The Effects of Omega-3 Fatty Acids on Aspirin Resistance

October 31, 2012 updated by: Robert Block, University of Rochester
The purpose of this study is to determine if omega-3 fatty acids enhance the antiplatelet effects of aspirin.

Study Overview

Detailed Description

Although aspirin has been a stalwart treatment in the prevention and treatment of myocardial infarction and stroke, it does not have its expected effects in a significant proportion of the population.
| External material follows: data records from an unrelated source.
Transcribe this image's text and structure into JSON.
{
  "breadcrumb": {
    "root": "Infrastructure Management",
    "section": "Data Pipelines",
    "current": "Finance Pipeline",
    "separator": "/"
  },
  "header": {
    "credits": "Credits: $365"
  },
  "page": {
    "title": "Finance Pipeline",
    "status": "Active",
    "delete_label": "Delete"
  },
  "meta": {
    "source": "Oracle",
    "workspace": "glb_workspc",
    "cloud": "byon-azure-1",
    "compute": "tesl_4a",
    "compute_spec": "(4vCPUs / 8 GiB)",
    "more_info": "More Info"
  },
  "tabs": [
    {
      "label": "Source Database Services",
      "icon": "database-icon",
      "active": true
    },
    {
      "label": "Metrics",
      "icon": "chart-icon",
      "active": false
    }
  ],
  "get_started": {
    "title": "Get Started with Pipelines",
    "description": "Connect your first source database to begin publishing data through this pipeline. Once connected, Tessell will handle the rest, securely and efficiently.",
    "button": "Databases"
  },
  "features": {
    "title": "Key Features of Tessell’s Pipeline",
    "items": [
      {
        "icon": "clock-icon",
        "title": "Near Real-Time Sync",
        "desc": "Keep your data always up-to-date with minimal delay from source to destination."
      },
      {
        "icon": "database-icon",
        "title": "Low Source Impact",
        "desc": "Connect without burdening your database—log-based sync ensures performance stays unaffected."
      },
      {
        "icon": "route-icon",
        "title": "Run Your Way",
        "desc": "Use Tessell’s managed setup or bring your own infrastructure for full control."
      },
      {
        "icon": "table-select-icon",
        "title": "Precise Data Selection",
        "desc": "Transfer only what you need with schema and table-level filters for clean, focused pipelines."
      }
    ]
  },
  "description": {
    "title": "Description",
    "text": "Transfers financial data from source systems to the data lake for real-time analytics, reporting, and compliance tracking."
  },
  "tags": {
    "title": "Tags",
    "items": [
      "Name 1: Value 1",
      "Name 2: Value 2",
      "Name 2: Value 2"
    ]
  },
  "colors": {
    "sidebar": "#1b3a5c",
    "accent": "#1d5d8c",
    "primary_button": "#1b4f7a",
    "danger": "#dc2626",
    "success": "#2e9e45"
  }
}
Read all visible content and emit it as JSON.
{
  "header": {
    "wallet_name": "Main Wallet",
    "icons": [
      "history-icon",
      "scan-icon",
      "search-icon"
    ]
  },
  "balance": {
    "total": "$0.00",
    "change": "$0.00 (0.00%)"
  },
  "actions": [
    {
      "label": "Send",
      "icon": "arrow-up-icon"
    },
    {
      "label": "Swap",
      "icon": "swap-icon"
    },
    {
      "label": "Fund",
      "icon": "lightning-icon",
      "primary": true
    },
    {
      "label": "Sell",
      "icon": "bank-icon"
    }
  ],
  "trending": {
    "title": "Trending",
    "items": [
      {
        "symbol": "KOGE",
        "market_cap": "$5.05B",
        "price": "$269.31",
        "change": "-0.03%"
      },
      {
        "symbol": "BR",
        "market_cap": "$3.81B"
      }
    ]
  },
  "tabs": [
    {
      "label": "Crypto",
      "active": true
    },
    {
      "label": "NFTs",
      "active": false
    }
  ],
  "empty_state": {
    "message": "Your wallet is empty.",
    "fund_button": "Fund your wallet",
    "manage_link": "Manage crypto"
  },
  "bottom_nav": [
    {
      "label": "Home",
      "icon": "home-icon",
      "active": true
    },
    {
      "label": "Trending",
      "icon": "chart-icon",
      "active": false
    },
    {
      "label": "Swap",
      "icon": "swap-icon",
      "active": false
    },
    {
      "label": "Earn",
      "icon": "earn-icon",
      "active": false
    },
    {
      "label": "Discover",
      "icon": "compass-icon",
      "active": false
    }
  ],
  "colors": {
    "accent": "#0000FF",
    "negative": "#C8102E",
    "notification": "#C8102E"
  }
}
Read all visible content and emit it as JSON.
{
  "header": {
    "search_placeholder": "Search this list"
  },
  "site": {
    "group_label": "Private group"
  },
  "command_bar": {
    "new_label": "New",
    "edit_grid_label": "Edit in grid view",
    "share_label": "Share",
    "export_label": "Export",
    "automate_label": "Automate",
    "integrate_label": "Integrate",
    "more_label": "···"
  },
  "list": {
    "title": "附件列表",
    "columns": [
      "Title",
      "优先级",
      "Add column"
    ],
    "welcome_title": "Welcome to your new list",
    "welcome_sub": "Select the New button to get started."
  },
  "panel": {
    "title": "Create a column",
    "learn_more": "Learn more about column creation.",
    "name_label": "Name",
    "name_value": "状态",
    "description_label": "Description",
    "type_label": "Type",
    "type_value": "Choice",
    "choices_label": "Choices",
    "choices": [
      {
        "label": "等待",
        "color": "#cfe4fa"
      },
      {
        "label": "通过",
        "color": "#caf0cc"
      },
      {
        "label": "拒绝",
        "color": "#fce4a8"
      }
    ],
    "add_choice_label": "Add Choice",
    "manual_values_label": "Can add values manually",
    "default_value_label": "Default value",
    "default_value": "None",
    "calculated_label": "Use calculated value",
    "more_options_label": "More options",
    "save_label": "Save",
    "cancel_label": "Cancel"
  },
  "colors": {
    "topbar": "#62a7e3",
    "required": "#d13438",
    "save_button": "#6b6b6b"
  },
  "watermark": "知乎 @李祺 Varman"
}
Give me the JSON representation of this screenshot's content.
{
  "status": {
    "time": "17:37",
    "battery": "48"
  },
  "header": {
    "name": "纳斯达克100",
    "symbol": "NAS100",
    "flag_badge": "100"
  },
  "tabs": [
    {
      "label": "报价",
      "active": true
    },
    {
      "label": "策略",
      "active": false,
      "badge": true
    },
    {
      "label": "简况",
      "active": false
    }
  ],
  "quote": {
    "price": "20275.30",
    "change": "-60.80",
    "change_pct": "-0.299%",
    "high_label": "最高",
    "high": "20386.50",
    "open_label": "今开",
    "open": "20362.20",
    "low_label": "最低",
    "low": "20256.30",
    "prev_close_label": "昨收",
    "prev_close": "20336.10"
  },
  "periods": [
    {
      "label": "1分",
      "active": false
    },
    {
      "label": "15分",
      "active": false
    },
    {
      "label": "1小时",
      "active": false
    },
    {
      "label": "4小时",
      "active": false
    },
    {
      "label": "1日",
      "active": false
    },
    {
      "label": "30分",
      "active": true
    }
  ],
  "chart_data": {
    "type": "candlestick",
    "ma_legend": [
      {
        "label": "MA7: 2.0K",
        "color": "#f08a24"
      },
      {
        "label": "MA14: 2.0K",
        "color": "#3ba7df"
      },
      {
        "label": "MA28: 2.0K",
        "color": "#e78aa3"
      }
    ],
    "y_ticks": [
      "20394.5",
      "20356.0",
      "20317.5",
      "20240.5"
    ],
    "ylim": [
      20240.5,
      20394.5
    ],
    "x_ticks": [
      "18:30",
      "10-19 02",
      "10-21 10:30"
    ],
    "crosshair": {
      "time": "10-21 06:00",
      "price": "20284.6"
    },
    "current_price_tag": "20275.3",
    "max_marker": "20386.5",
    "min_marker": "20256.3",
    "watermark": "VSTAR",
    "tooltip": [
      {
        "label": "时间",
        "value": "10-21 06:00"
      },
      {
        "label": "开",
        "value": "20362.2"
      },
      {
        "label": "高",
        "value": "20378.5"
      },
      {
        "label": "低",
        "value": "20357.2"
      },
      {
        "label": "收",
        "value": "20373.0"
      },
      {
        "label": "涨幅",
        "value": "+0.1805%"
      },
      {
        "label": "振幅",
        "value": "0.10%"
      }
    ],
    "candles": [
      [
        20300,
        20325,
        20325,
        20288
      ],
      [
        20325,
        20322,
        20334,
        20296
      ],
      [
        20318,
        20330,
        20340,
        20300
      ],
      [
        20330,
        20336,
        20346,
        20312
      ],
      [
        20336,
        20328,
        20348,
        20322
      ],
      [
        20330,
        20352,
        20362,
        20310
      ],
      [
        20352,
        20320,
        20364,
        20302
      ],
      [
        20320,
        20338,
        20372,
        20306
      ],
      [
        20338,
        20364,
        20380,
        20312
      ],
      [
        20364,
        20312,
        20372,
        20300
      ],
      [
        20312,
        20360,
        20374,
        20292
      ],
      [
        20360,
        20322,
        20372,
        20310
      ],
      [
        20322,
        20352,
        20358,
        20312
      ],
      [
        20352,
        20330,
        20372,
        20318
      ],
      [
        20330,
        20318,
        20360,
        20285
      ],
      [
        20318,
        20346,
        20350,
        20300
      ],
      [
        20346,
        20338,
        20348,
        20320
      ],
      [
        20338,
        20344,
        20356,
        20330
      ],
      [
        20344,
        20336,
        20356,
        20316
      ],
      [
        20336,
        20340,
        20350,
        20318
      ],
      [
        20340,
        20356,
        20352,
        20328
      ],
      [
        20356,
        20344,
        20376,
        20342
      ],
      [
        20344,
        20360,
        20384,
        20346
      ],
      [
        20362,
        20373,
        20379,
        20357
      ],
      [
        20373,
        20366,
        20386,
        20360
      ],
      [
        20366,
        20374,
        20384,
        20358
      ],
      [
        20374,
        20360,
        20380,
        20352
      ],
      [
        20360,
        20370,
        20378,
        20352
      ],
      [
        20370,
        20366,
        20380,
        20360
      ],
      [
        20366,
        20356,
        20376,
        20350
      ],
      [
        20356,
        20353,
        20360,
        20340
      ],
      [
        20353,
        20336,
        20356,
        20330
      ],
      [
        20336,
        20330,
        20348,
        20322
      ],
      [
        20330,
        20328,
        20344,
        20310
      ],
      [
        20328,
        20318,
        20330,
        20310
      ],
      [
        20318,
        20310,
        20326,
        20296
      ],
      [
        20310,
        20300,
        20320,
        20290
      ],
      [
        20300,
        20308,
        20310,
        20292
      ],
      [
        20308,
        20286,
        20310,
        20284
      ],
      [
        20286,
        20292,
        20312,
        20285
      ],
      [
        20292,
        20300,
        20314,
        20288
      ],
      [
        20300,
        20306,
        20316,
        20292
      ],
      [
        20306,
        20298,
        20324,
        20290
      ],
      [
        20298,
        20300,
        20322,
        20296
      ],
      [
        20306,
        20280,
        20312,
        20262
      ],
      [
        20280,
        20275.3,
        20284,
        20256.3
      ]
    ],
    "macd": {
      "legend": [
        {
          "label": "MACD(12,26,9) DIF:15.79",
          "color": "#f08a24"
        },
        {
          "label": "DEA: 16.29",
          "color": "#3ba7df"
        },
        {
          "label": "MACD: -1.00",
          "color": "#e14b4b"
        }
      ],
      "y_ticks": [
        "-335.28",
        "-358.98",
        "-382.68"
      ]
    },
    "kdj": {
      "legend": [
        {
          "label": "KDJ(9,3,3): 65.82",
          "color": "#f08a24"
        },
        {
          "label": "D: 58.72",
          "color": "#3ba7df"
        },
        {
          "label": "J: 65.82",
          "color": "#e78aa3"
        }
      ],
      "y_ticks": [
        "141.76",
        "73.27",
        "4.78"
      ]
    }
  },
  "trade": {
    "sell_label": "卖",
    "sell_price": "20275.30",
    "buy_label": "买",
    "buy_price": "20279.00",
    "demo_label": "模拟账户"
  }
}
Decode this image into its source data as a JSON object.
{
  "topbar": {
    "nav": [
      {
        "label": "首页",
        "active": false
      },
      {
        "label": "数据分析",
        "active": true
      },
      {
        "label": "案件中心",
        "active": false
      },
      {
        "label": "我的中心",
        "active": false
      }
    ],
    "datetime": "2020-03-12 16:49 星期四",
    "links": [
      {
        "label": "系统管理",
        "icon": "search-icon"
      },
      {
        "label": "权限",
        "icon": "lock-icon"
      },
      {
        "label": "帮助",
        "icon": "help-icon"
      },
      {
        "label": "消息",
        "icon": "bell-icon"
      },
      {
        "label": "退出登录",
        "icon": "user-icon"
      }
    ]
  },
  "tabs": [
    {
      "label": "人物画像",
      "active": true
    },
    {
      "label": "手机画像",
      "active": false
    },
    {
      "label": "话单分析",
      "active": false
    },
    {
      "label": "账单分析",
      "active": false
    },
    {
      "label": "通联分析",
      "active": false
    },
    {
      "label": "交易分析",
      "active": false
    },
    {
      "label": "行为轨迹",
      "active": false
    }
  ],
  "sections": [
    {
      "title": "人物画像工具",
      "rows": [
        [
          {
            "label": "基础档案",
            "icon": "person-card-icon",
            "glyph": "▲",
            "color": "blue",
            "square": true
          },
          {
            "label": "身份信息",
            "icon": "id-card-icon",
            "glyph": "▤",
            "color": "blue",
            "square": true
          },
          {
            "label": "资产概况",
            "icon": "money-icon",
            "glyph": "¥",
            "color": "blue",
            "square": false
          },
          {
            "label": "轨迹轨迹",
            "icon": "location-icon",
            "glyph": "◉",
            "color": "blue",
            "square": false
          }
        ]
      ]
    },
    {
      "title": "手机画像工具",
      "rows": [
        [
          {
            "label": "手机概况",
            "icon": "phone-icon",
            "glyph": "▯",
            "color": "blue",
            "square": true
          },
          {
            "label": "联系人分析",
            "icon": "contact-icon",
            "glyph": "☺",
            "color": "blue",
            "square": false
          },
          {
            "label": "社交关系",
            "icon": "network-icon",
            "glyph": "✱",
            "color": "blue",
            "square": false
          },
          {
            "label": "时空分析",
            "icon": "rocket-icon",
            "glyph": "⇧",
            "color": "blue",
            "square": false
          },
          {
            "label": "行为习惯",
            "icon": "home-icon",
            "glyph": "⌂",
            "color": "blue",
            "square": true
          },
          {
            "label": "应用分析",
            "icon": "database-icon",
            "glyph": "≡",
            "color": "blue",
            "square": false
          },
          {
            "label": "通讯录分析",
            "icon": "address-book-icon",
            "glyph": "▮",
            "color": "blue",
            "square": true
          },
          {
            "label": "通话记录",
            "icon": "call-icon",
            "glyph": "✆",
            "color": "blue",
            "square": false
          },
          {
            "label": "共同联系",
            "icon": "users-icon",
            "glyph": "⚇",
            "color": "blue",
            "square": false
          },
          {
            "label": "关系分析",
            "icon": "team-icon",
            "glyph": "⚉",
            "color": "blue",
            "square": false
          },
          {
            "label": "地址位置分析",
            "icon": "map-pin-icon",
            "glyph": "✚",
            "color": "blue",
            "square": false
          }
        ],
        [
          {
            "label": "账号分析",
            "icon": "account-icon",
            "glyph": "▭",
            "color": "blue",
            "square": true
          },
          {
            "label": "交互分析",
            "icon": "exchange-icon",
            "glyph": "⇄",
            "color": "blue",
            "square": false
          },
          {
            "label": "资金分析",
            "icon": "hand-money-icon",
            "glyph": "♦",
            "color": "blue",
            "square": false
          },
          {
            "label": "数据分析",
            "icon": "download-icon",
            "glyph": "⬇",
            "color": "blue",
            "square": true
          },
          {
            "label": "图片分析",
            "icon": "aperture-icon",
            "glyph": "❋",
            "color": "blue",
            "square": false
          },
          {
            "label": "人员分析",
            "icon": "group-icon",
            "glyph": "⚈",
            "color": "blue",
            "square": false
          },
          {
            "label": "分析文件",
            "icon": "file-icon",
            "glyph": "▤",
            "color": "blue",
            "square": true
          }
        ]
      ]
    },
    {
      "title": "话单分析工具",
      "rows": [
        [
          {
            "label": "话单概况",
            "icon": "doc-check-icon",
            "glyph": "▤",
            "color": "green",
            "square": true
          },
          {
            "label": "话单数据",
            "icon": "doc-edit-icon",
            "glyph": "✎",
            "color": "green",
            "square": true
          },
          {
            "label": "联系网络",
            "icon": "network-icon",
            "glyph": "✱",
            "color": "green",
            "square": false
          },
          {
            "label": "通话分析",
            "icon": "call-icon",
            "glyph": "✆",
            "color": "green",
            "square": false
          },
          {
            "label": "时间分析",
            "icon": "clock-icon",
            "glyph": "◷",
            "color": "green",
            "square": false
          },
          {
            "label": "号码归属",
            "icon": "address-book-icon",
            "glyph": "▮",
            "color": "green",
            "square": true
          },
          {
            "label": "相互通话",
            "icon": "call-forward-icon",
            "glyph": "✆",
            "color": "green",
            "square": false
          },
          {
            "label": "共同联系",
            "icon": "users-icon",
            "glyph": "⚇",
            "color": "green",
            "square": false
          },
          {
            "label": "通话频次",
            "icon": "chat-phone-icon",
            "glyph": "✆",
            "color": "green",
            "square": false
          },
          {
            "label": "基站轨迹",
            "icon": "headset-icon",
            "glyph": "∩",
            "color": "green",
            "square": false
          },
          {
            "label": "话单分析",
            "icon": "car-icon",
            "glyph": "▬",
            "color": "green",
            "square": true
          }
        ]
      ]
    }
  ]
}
This phenomenon has been termed "aspirin resistance". Omega-3 fatty acid supplementation has been associated with a reduced risk of sudden cardiac death and myocardial infarction. The beneficial effects of omega-3s are considered to be partially due to their ability to prevent platelet aggregation. However, the ability of omega-3s to enhance the effects of aspirin in those who suffer from aspirin resistance has not been determined. It is known that aspirin stimulates the production of potent lipid mediators from omega-3 fatty acids and that these mediators have powerful antiinflammatory and tissue-protective effects. Thus, the treatment of individuals at high risk for myocardial infarction and stroke with both aspirin and a pharmaceutical-grade omega-3 fatty acid medication may be a powerful combination in the prevention and treatment of life-threatening cardiovascular disease.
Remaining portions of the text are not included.